What it unlocked is significant: operations and education team members can now answer their own data questions without filing a request and waiting for developer availability. The conversational interface means they don't need to learn SQL or understand our schema — they just describe what they need in the same language they'd use in a Slack message. Results can be exported to XLSX directly from the interface for use in their existing reporting workflows.
The feature ships with full test coverage across three layers: unit tests for SQL validation (including edge cases around keyword matching), feature tests for the Livewire page (access control, rate limiting, state management), and integration tests for the agent itself.
Reflection
The most interesting aspect of this work wasn't the code — it was recognising that a repeatable part of my role could be cleanly abstracted into an agent. The pattern of "translate intent, generate SQL, export CSV" was well-defined enough that an AI could handle it reliably, and delegating it frees up engineering time for the work that actually requires engineering judgment. Meanwhile, the people closest to the data get direct access to it — on their terms, in their language.

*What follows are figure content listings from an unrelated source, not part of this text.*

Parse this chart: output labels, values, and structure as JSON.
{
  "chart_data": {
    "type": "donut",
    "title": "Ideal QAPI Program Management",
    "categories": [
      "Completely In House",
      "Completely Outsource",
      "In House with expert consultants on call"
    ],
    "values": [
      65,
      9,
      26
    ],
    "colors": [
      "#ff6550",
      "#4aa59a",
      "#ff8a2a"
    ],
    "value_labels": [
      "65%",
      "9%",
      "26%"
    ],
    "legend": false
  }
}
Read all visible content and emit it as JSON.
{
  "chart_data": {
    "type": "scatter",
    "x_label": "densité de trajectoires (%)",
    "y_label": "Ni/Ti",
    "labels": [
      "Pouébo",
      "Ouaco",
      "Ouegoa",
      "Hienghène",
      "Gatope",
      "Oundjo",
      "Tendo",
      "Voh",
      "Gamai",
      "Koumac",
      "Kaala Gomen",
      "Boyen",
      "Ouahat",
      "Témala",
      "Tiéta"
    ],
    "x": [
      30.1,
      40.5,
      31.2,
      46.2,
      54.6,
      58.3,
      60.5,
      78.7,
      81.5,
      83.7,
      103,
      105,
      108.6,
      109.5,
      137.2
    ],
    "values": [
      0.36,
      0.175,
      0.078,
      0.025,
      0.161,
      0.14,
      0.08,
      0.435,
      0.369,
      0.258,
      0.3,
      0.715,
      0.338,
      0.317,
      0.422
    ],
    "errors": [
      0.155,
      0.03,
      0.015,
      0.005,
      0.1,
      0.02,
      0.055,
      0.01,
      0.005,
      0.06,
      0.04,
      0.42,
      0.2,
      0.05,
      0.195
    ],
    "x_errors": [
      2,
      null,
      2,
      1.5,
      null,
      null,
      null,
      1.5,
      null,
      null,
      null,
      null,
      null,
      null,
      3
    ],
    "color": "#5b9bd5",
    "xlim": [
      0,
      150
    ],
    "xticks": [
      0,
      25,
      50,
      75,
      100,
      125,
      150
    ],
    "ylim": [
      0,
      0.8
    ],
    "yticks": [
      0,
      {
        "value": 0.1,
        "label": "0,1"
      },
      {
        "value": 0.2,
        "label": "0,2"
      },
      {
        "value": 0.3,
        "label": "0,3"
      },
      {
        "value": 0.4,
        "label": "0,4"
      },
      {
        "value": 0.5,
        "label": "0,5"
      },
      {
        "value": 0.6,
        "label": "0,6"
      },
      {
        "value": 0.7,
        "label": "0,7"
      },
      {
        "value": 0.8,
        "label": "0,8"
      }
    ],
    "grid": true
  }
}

If I were to extend this, I'd add saved queries that users can name and re-run on a schedule, and a library of prompt templates for common questions ("show me overdue learners in campus X"). The foundation is there — conversations are already persistent and URL-addressable. The constraint that shaped this feature — building it in hours rather than weeks — turned out to be a feature in itself: it forced focus on what mattered and cut everything that didn't.